Ever since the H3N2 subtype of swine influenza virus (SIV) was identified in U.S. swine herds in 1999, the virus has continued to change, much like it has previously done in the human population.
The evolution of SIV has frustrated producer and swine veterinary control efforts alike, according to human medicine as well as veterinary laboratory diagnosticians who track prevalence and control efforts.
There has been increased SIV activity and variation in strains in recent years around the world, but especially in the U.S. swine population (Figure 1), notes Richard Webby of St. Jude Children's Hospital, Memphis, TN. Change in human influenza activity has been rather minimal in recent years, he reports.
The upsurge in genetic diversity of swine flu strains is a concern for both human and animal health, Webby explains in a presentation at the Iowa State University Swine Disease Conference for Swine Practitioners in Ames, IA. Chances are the two major strains currently identified — H1N1 and H3N2 — will continue to alter and circulate in swine herds, he says.
The challenge is for industry to develop a surveillance system to monitor these changes, thereby, ensuring continued efficacy of SIV vaccines and for early detection of potentially devastating viruses, he reports.
“For the last few years, we've been finding a lot more variety of influenzas in pigs, rather than just the classical swine flu which had been around for decades,” says Kurt Rossow, DVM, of the University of Minnesota Veterinary Diagnostic Laboratory.

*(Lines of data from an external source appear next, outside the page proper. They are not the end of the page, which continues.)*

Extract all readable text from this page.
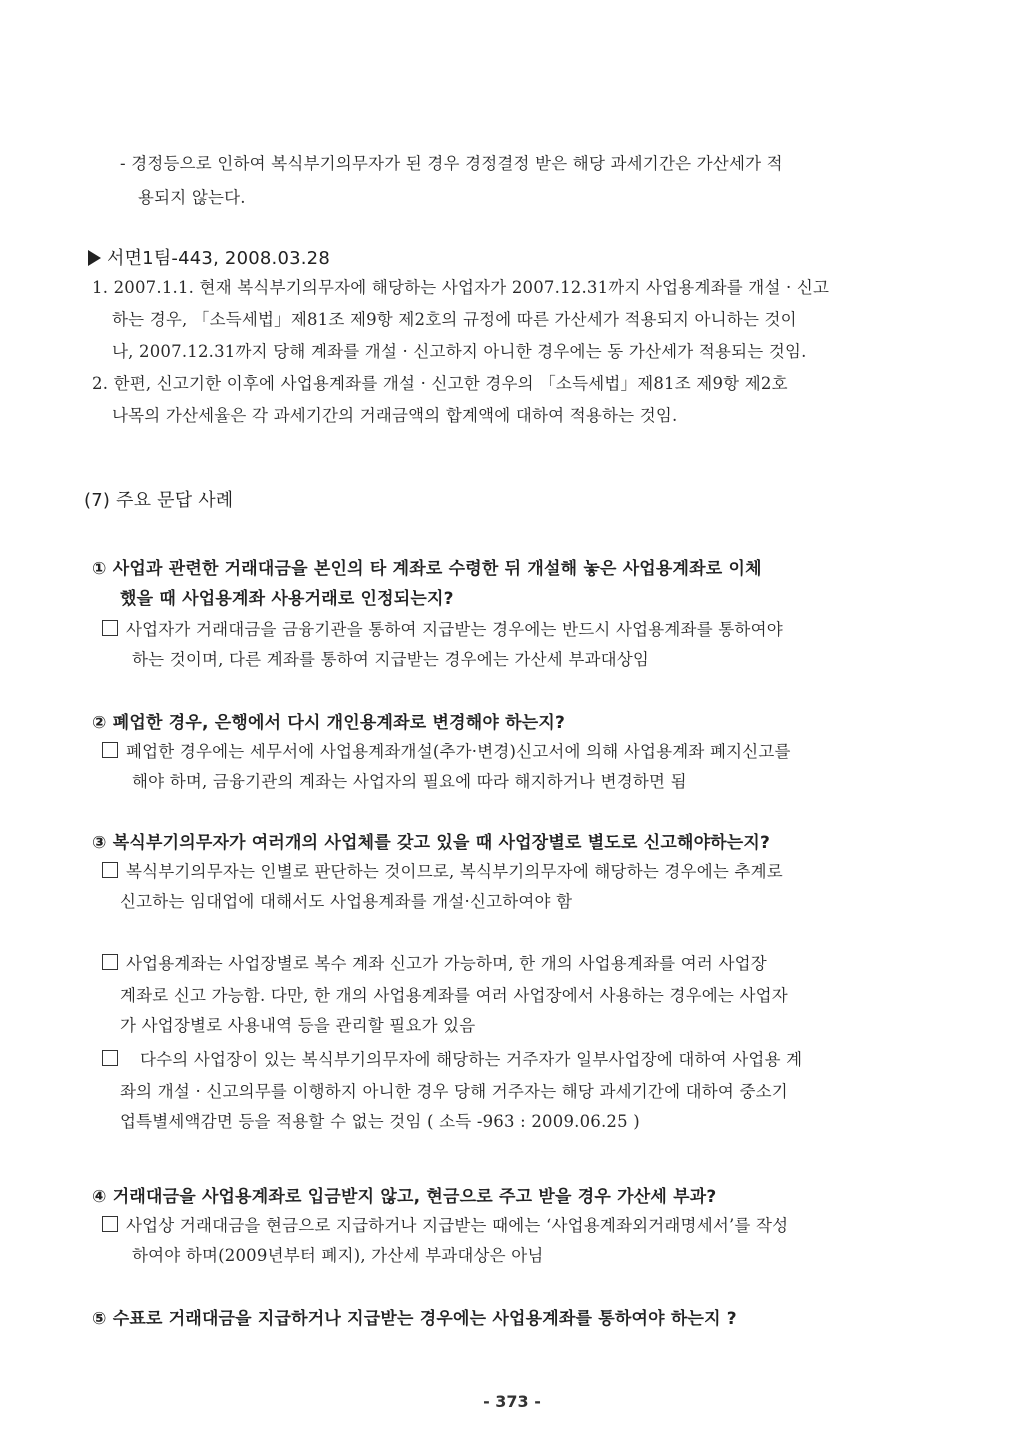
- 경정등으로 인하여 복식부기의무자가 된 경우 경정결정 받은 해당 과세기간은 가산세가 적
용되지 않는다.
서면1팀-443, 2008.03.28
1. 2007.1.1. 현재 복식부기의무자에 해당하는 사업자가 2007.12.31까지 사업용계좌를 개설 · 신고
하는 경우, 「소득세법」제81조 제9항 제2호의 규정에 따른 가산세가 적용되지 아니하는 것이
나, 2007.12.31까지 당해 계좌를 개설 · 신고하지 아니한 경우에는 동 가산세가 적용되는 것임.
2. 한편, 신고기한 이후에 사업용계좌를 개설 · 신고한 경우의 「소득세법」제81조 제9항 제2호
나목의 가산세율은 각 과세기간의 거래금액의 합계액에 대하여 적용하는 것임.
(7) 주요 문답 사례
① 사업과 관련한 거래대금을 본인의 타 계좌로 수령한 뒤 개설해 놓은 사업용계좌로 이체
했을 때 사업용계좌 사용거래로 인정되는지?
사업자가 거래대금을 금융기관을 통하여 지급받는 경우에는 반드시 사업용계좌를 통하여야
하는 것이며, 다른 계좌를 통하여 지급받는 경우에는 가산세 부과대상임
② 폐업한 경우, 은행에서 다시 개인용계좌로 변경해야 하는지?
폐업한 경우에는 세무서에 사업용계좌개설(추가·변경)신고서에 의해 사업용계좌 폐지신고를
해야 하며, 금융기관의 계좌는 사업자의 필요에 따라 해지하거나 변경하면 됨
③ 복식부기의무자가 여러개의 사업체를 갖고 있을 때 사업장별로 별도로 신고해야하는지?
복식부기의무자는 인별로 판단하는 것이므로, 복식부기의무자에 해당하는 경우에는 추계로
신고하는 임대업에 대해서도 사업용계좌를 개설·신고하여야 함
사업용계좌는 사업장별로 복수 계좌 신고가 가능하며, 한 개의 사업용계좌를 여러 사업장
계좌로 신고 가능함. 다만, 한 개의 사업용계좌를 여러 사업장에서 사용하는 경우에는 사업자
가 사업장별로 사용내역 등을 관리할 필요가 있음
다수의 사업장이 있는 복식부기의무자에 해당하는 거주자가 일부사업장에 대하여 사업용 계
좌의 개설 · 신고의무를 이행하지 아니한 경우 당해 거주자는 해당 과세기간에 대하여 중소기
업특별세액감면 등을 적용할 수 없는 것임 ( 소득 -963 : 2009.06.25 )
④ 거래대금을 사업용계좌로 입금받지 않고, 현금으로 주고 받을 경우 가산세 부과?
사업상 거래대금을 현금으로 지급하거나 지급받는 때에는 ‘사업용계좌외거래명세서’를 작성
하여야 하며(2009년부터 폐지), 가산세 부과대상은 아님
⑤ 수표로 거래대금을 지급하거나 지급받는 경우에는 사업용계좌를 통하여야 하는지 ?
- 373 -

There are the classical H1N1 and H3N2 strains, plus some definite genetic and antigenic variations within H1N1 and a few variations within H3N2, suggests Bruce Janke of the Iowa State diagnostic lab. A smaller number of H1N2 cases have also been identified.
In Iowa, based on 266 isolates tested in 2001, 70% of the samples were H1N1, 29% were H3N2 and 0.4% were H1N2. For 150 isolates tested in 2002 through September, 74% were H1N1, 23% were H3N2 and 3% were H1N2.

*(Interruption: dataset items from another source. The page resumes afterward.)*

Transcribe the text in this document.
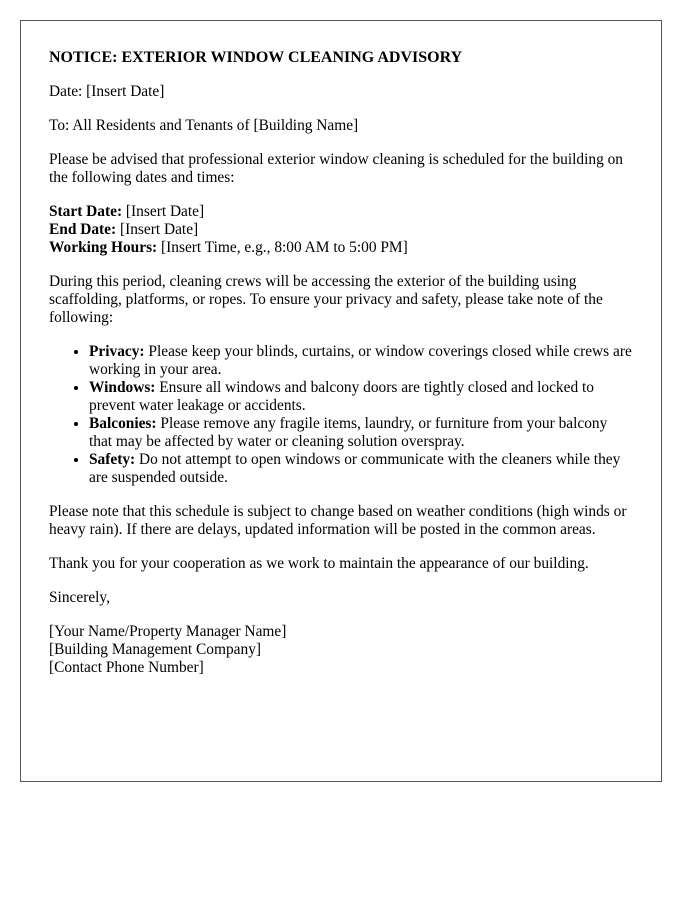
NOTICE: EXTERIOR WINDOW CLEANING ADVISORY

Date: [Insert Date]

To: All Residents and Tenants of [Building Name]

Please be advised that professional exterior window cleaning is scheduled for the building on the following dates and times:

Start Date: [Insert Date]
End Date: [Insert Date]
Working Hours: [Insert Time, e.g., 8:00 AM to 5:00 PM]

During this period, cleaning crews will be accessing the exterior of the building using scaffolding, platforms, or ropes. To ensure your privacy and safety, please take note of the following:

• Privacy: Please keep your blinds, curtains, or window coverings closed while crews are working in your area.
• Windows: Ensure all windows and balcony doors are tightly closed and locked to prevent water leakage or accidents.
• Balconies: Please remove any fragile items, laundry, or furniture from your balcony that may be affected by water or cleaning solution overspray.
• Safety: Do not attempt to open windows or communicate with the cleaners while they are suspended outside.

Please note that this schedule is subject to change based on weather conditions (high winds or heavy rain). If there are delays, updated information will be posted in the common areas.

Thank you for your cooperation as we work to maintain the appearance of our building.

Sincerely,

[Your Name/Property Manager Name]
[Building Management Company]
[Contact Phone Number]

For Minnesota, the predominance of cases in 2001 was H1N1, 94%. H1N1 accounted for 93% of cases through September 2002, says Rossow.
The situation in North Carolina is a study in contrast, explains Gene Erickson, DVM, of the Rollins Animal Disease Diagnostic Laboratory. In 2001, of 320 isolates representing 250 farms, 59% were subtyped H3N2, 39% were H1N1 and 2.4% were H1N2. For 130 isolates representing 114 farms typed so far in 2002, 46% were H3N2, 44% were H1N1 and 11% were H1N2.
This emerging trend in North Carolina was confirmed by Minnesota diagnostic tests, he says.
There are several standard test procedures for SIV diagnosis using tissue, nasal swabs and/or serum. Polymerase chain reaction (PCR; DNA testing), serology, immunohistochemistry (microscopic detection of virus in living tissues), Directigen Flu A test (quick test using nasal or lung swabs) and virus isolation have been shown to provide varying degrees of sensitivity, says Rossow.
Detecting SIV is usually straightforward; however, the new challenge is further characterizing the virus to detect subtypes of strains which have undergone genetic reassortment or variation, he observes. Additional diagnostic tests such as genetic sequencing and new serology tests are being used to help detect and understand the changes.
When pigs are coughing and have pneumonia, lung tissue samples are normally submitted. For diagnosis, the best lung samples are those taken from pigs during the first 3-4 days after the onset of disease.
Nasal swabs are used to do PCR tests to define SIV status or when people don't want to submit whole pigs or euthanize pigs, he notes.
Testing for SIV at state diagnostic labs has proven especially challenging for Pfizer Animal Health, which markets the FluSure family of vaccines for SIV. Other federally licensed, bivalent (H1N1 and H3N2) SIV vaccines are sold by Intervet, Inc. (EndFLUence) and Schering-Plough Animal Health (MaxiVac Excell with Emunade).
The standard or reference serology test used in diagnostic labs doesn't detect SIV antibodies from pigs immunized with the FluSure vaccine, explains Steve Sornsen, DVM, director of U.S. Swine Veterinary Services for Pfizer.
“We know that if we use our virus to make a different serology test, we stimulate a nice antibody response,” he says. “This could have been a big problem for Pfizer, since practitioners often use serology to determine how well pigs have been immunized against SIV.”
Pfizer rectified this situation by sending their virus to many diagnostic labs to make a serology test to detect antibodies to their vaccine. “Using this test, labs have found that they can not only detect pigs vaccinated with FluSure, but also detect some cases that may have been missed,” Sornsen explains.